Я опустилась перед ним на колени и распахнула объятия.
— Родриго, милый! Это же я, тиа Санча! Ты помнишь меня? Ты знаешь, как сильно я люблю тебя?
Мальчик — ему было уже почти два года — сначала смущенно отвернулся и потер глаза кулачками.
— Иди к ней, — подбадривающе произнес Чезаре и подтолкнул мальчика ко мне. — Это твоя тетя, сестра твоего отца… Они с твоей матерью очень любили друг друга. Она присутствовала при твоем рождении.
Наконец Родриго взглянул на меня с внезапной приязнью. Я заключила его в объятия. Я не понимала, почему Чезаре даровал мне этот драгоценный визит, но в тот момент меня это и не волновало. Я была на вершине блаженства. Я прижалась щекой к мягким волосикам малыша. Тут Чезаре произнес с несвойственной ему неловкостью:
— Лукреция не смогла взять ребенка с собой в Феррару. — Действительно, не было принято, чтобы ребенок от предыдущего брака воспитывался при доме другого мужчины. — Она попросила, чтобы ты вырастила его как своего сына. Я решил, что от этого не будет никакого вреда, и привел его к тебе.

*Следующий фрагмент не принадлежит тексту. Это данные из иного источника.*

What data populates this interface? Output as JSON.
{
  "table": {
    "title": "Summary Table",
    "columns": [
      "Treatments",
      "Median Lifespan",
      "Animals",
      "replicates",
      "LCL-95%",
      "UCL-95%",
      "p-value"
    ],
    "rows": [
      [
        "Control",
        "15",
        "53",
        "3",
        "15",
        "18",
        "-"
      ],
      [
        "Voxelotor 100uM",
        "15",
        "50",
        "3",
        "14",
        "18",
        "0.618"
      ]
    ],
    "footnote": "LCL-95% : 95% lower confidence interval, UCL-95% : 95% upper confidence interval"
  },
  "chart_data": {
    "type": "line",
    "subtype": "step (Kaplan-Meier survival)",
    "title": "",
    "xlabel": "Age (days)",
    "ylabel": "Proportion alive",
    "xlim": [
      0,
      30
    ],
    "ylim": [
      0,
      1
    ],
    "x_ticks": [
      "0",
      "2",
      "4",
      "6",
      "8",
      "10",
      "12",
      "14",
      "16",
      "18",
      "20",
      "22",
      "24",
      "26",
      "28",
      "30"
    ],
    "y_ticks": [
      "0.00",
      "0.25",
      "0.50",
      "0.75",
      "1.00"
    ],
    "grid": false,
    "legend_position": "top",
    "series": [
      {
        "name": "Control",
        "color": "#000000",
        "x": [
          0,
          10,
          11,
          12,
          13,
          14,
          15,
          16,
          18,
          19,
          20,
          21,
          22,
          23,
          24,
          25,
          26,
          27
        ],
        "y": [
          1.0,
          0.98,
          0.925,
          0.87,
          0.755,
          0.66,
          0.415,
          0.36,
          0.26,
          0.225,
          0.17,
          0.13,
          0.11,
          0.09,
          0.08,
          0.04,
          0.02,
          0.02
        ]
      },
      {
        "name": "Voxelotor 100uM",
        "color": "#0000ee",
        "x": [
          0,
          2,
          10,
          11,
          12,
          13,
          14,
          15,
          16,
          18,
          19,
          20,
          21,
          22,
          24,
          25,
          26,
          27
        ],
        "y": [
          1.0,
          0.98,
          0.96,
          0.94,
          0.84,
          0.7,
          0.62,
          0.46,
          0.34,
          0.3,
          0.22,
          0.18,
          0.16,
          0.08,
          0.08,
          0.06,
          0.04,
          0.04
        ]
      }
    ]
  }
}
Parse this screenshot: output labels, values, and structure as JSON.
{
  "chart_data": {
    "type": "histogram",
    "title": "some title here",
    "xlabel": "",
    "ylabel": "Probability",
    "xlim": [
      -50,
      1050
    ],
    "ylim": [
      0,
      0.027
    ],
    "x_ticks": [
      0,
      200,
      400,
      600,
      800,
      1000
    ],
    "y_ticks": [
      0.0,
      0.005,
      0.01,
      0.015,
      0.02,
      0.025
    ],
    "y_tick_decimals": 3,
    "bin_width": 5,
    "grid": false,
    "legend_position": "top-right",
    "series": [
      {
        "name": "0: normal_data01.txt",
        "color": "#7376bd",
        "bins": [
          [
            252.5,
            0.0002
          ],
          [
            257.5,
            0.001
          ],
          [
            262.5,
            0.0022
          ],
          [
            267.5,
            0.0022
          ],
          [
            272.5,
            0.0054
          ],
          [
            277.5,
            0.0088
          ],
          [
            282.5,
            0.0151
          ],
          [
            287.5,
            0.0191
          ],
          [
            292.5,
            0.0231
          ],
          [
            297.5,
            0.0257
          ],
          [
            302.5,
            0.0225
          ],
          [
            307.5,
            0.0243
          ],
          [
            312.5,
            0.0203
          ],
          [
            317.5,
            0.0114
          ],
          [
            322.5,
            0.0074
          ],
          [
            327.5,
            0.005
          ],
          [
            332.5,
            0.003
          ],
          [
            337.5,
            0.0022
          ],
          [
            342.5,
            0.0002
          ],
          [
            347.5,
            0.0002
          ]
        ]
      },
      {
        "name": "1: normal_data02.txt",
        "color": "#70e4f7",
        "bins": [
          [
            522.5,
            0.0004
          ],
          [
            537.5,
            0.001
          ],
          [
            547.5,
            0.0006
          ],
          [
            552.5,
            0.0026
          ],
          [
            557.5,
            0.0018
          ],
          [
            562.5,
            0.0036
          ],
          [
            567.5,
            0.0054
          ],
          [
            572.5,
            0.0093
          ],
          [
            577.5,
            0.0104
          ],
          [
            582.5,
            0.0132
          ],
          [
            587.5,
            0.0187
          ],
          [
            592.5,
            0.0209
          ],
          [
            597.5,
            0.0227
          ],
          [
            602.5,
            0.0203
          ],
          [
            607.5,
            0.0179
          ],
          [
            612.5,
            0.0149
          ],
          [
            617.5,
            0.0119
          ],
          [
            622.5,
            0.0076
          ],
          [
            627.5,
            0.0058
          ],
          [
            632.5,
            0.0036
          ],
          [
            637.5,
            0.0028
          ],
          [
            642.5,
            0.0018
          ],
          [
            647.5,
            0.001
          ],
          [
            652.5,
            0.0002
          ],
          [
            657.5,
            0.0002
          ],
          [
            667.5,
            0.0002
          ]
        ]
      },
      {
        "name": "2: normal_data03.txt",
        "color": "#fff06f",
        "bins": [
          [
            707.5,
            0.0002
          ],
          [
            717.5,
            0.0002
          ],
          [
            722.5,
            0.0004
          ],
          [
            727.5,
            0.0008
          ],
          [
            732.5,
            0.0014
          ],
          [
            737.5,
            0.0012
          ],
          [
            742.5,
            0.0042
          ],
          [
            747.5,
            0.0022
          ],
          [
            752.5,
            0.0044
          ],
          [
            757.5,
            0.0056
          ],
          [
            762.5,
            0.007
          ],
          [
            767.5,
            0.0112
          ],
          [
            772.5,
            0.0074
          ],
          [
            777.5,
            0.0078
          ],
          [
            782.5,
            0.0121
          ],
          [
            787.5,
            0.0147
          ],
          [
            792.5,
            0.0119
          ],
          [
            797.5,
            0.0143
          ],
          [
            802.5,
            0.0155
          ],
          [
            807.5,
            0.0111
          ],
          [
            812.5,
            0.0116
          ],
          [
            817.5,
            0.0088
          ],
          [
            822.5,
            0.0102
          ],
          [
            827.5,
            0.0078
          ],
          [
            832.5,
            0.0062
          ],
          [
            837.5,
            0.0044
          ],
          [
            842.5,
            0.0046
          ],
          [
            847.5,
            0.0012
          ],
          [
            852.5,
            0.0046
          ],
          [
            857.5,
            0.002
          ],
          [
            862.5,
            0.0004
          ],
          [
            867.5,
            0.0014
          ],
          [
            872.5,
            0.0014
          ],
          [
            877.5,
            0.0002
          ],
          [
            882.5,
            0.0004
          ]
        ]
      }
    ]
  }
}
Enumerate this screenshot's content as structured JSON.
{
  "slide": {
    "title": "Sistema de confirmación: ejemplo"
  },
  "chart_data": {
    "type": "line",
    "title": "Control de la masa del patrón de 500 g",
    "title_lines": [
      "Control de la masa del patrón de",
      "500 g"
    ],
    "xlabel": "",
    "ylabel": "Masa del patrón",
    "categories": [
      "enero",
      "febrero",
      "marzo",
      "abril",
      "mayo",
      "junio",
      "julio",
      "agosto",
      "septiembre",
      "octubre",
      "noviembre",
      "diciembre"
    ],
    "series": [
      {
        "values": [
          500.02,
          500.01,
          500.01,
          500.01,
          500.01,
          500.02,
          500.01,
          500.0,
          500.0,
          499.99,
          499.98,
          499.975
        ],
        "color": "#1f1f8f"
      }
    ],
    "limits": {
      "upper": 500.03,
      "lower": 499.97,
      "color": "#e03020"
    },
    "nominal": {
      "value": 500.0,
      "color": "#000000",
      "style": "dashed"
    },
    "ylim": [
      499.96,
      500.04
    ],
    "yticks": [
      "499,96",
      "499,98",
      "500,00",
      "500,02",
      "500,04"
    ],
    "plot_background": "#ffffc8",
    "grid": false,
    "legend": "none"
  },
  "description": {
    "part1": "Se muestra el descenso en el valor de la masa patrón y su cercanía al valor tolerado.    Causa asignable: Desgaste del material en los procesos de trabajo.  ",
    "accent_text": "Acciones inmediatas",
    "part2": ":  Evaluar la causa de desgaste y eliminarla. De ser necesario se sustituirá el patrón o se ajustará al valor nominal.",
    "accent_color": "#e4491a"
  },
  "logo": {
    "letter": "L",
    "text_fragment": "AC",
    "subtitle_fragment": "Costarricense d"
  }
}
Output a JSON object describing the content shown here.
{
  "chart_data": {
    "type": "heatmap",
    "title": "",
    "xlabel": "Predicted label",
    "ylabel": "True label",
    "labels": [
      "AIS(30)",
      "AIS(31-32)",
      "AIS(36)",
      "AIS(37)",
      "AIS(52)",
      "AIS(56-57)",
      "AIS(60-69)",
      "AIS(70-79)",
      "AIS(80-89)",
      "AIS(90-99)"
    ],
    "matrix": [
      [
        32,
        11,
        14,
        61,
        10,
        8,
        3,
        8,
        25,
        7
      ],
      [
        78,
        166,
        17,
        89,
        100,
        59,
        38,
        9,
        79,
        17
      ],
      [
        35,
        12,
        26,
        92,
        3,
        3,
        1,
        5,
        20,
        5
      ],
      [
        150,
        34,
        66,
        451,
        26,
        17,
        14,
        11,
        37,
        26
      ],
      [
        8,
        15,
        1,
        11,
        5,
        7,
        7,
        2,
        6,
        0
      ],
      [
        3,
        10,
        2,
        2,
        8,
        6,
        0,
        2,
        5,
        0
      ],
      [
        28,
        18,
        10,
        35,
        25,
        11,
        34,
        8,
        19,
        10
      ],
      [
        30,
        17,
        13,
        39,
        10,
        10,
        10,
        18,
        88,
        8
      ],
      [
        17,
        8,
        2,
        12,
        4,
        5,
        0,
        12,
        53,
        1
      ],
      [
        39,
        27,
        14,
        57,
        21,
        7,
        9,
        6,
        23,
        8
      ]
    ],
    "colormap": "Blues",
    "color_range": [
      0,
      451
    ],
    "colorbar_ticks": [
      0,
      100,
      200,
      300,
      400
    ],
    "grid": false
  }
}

Несмотря на переполняющую меня радость, я не смогла удержаться от колкости:
— Ребенок не должен расти в тюрьме!
— Для него это будет не тюрьма, а дом, — с поразительной мягкостью отозвался Чезаре. — Он будет наделен всеми привилегиями; он сможет приходить и уходить, навещать своего деда и дядей, когда только пожелает. Он будет обеспечен всем, что ему потребуется. Я уже договорился о том, чтобы в надлежащее время у него были лучшие наставники. — Он умолк, а потом к нему вновь вернулся столь хорошо знакомый мне холодный, высокомерный тон. — В конце концов, он ведь Борджа.